The biggest unknown surrounding AF screening is a simple one: Do its benefits outweigh its costs? "The current evidence is insufficient to say one way or the other," says Seth Landefeld, chair of the department of medicine at University of Alabama Birmingham and a member of the US Preventive Services Task Force, an independent, volunteer panel of national experts in disease prevention. That lack of evidence is why the USPSTF recommends against screening asymptomatic adults.

Apple's study doesn't directly address USPSTF's biggest concern. "The million-dollar question, the one we really need to have answered, is whether people who screen for arrhythmias have fewer strokes, long-term, than those who don't," Landefeld says. The present study is designed primarily to see how Apple’s AF detection compares with a dedicated heart monitor—not how the people who receive AF alerts fare in the long haul. For that, you need repeated observations of your participants over a long period of time (a major advantage of the Strokestop study). Randomized control groups wouldn't hurt, either.

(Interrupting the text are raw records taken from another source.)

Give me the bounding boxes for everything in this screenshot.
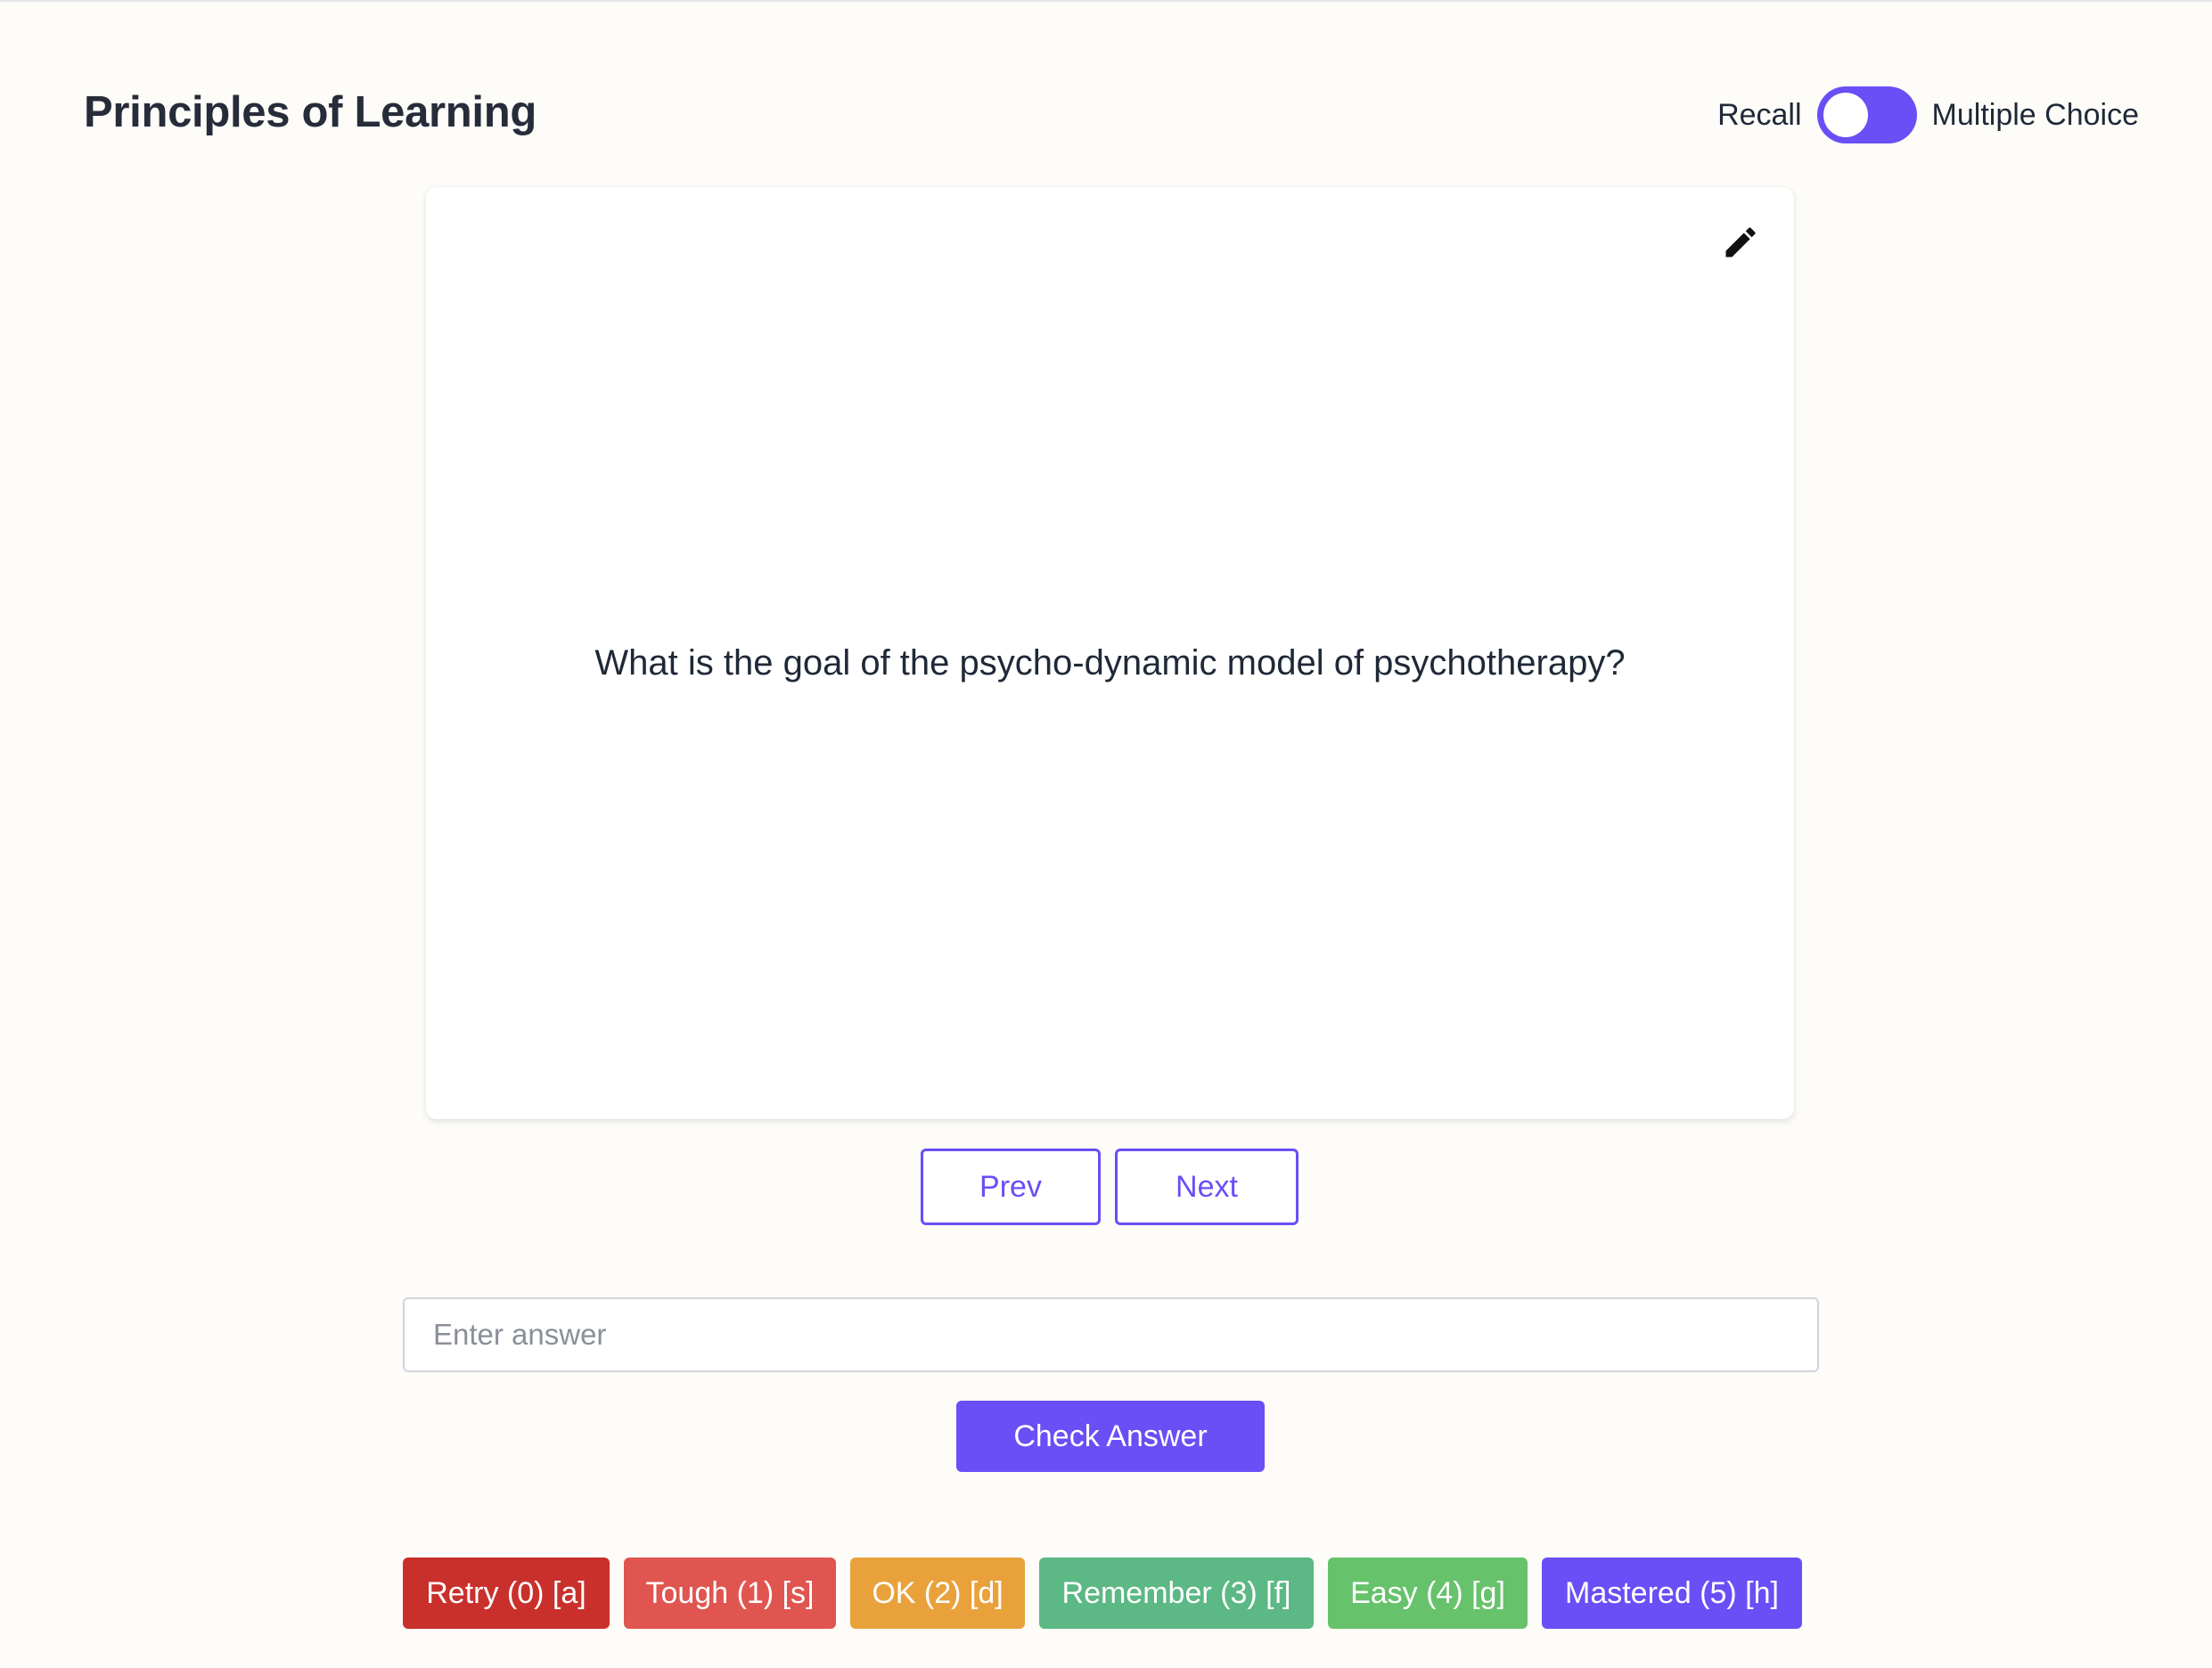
rating-remember-button[interactable]: Remember (3) [f] bbox=[1039, 1558, 1314, 1629]
rating-ok-button[interactable]: OK (2) [d] bbox=[850, 1558, 1025, 1629]
mode-toggle: Recall Multiple Choice bbox=[1717, 86, 2139, 143]
mode-switch-knob bbox=[1823, 93, 1868, 137]
check-answer-button[interactable]: Check Answer bbox=[956, 1401, 1265, 1472]
card-question: What is the goal of the psycho-dynamic m… bbox=[594, 643, 1626, 683]
mode-switch[interactable] bbox=[1816, 86, 1917, 143]
answer-input[interactable] bbox=[403, 1297, 1819, 1372]
multiple-choice-mode-label: Multiple Choice bbox=[1931, 97, 2139, 132]
recall-mode-label: Recall bbox=[1717, 97, 1802, 132]
rating-easy-button[interactable]: Easy (4) [g] bbox=[1328, 1558, 1528, 1629]
pencil-icon bbox=[1725, 227, 1756, 258]
edit-card-button[interactable] bbox=[1717, 219, 1764, 266]
card-navigation: Prev Next bbox=[921, 1149, 1299, 1225]
rating-retry-button[interactable]: Retry (0) [a] bbox=[403, 1558, 610, 1629]
rating-mastered-button[interactable]: Mastered (5) [h] bbox=[1542, 1558, 1802, 1629]
prev-button[interactable]: Prev bbox=[921, 1149, 1101, 1225]
rating-buttons: Retry (0) [a] Tough (1) [s] OK (2) [d] R… bbox=[403, 1558, 1802, 1629]
next-button[interactable]: Next bbox=[1115, 1149, 1299, 1225]
top-divider bbox=[0, 0, 2212, 2]
rating-tough-button[interactable]: Tough (1) [s] bbox=[624, 1558, 836, 1629]
page-title: Principles of Learning bbox=[84, 88, 537, 136]
flashcard: What is the goal of the psycho-dynamic m… bbox=[426, 187, 1794, 1119]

Turakhia doesn't disagree. But he notes that the thinking on AF has expanded beyond concerns about stroke. "It's still true that, if you have AF, the worst thing that can happen is stroke,” he says. “But more and more, we're learning that, like hypertension, it's a general marker of cardiovascular risk, and associated with a lot of other conditions, from tiredness and shortness of breath to heart failure and cardiomyopathy."

Of course, Apple and Stanford could address these questions in follow-up studies. But there's a glaring inconsistency in Apple's plan to study heart-screening technology while making it available in the most popular watch on Earth. In their paper describing the design of the Apple Heart Study, Turakhia and his colleagues write that the ultimate goal of studying the Apple Watch's arrhythmia-sensing potential is "learning to responsibly release such a technology at scale." But Apple plans to release the irregular rhythm notification and ECG features to the public by the end of 2018. The results of the Stanford study won't be finalized until 2019 at the earliest. So is Apple putting the cart before the horse?

Hard to say. On one hand, an investigation like the Apple Heart Study would be all but impossible were it not for the company's decision to incorporate medical technology into the Apple Watch. On the other, the technology is, by definition, unproven. I asked Turakhia whether he thinks Apple is getting ahead of itself by releasing the features before the results of his study are in. "All I can say is that we at Stanford were not involved in the regulatory submission process," Turakhia says¹. "So I can’t comment on that."

1. Correction: While neither Turakhia nor his co-PI Marco Perez were involed in the regulatory submission process, a Stanford spokesperson clarifies that university faculty "actually were involved in and supported the FDA filing, but were blinded to the findings and the data that was submitted to the agency."